Saat Liverpool 2013 datang itu ditangani Nine Sport?
Bukan, kami Chelsea waktu itu.
Nah Liverpool juga terakhir kali datang itu tiket di SUGBK Sold Out. Tapi kenapa malah lebih sering ke Singapura atau Thailand?
Karena itu tadi, setelah pertandingan itu mereka tak bisa jualan lagi. Masalah daya beli lagi-lagi. Dari kacamata saya sepakbola itu alat politik. Sampai 2004 Berlusconi saja Perdana Menteri, Presiden AC Milan, pemilik AC Milan. Di kita 2012 baru ada aturan larangan penggunaan APBD. Nah tapi kan perubahan sepakbola menjadi industri itu di Eropa mungkin mudah.
Di Indonesia kita susah. Di rangking FIFA saja kita di urutan ratusan. Sedangkan untuk mengubah APBD menjadi industri itu kan butuh daya beli untuk sponsor, tiket, sponsor di tv juga mau jualan ujung-ujungnya. Orang selalu bilang sepakbola Indonesia hanya ramai, tapi tak pernah likuid. Nah itu faktanya.
Fans layar kaca yang katanya ekonominya lebih baik dari fans lokal, nyatanya juga nggak beli jersey. Karena sehari-hari masih memikirkan makan, sekolah anak, lalu dipaksa setiap pekan membeli tiket, dipaksa setiap tahun membeli jersey. Itu missing link-nya.
Makanya dari 2011 sampai sekarang sepakbola belum maju-maju karena ada saja yang disalahkan. Ada ganti ketua (PSSI) lah, ada komite penyelamat. Bukan salah orangnya, tapi ada missing link yang belum disambungkan.
Kondisi ini berarti bisa dibilang tantangan buat promotor seperti Nine Sport?
Bisnis kami sepakbola. Kami 2015 pernah diberi kepercayaan memegang sepakbola Indonesia selama 10 tahun sebelum kena banned (FIFA). Saat itu kami sudah menemukan konsep bagaimana caranya memberdayakan sepakbola Indonesia. Makanya saya 2016 dan 2019 nyalon (ketum PSSI), bukan karena saya punya passion di politik, power di sepakbola. Bukan.

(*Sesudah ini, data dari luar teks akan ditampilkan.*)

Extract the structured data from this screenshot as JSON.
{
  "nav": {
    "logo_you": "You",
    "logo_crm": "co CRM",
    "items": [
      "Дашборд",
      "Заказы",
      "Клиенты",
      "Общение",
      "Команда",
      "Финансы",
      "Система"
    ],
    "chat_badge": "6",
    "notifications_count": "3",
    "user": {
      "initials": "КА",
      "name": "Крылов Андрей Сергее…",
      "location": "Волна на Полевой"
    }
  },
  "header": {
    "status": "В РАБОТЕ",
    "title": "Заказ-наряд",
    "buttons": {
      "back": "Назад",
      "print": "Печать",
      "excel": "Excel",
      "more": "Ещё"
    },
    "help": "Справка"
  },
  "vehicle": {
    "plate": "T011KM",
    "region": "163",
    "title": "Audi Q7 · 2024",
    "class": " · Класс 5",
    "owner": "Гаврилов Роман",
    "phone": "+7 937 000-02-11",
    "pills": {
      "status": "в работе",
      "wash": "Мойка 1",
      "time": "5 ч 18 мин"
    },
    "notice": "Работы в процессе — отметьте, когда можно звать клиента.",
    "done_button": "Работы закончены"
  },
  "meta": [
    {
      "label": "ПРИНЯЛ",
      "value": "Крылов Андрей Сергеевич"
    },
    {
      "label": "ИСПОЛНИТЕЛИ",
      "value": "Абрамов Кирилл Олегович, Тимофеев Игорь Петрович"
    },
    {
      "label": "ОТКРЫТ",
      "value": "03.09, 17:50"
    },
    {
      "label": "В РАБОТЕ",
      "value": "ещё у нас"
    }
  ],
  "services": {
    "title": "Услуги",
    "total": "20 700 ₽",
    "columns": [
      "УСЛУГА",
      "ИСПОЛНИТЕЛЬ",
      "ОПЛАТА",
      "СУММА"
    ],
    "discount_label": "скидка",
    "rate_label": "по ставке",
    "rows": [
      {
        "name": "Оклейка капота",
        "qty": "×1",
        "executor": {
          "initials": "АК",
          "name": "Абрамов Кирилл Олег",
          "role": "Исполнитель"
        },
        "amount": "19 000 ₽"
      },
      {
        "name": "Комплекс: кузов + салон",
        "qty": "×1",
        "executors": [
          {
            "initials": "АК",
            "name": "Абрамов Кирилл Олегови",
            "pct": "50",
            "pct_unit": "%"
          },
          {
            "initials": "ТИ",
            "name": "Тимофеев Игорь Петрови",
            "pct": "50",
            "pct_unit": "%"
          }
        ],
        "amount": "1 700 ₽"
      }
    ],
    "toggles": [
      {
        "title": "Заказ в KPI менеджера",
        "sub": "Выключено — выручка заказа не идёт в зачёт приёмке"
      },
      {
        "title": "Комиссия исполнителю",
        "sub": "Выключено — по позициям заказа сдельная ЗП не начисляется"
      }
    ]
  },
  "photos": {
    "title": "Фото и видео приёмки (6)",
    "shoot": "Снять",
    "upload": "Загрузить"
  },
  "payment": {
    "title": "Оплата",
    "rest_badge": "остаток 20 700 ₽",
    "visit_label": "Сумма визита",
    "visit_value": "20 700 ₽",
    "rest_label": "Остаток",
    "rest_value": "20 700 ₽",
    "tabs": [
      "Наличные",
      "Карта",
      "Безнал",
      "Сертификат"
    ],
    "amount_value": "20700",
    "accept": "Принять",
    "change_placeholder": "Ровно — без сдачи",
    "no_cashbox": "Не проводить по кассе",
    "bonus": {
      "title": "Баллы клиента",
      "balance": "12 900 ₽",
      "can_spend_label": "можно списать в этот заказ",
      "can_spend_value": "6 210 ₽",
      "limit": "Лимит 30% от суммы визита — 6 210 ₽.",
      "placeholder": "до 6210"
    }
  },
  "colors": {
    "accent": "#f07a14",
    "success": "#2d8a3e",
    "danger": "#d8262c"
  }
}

Cuma karena bisnis saya sepakbola tok. Beda dengan yang lain, mereka punya usaha di bidang lain dan hobinya sepakbola. Kalau saya merasa ada bagian yang belum dibetulkan, bukan tidak bisa tapi belum saja.
Dengan kondisi begitu, kenapa Dortmund sempat mau datang?
Mereka memang mau datang, apalagi Asia Tenggara.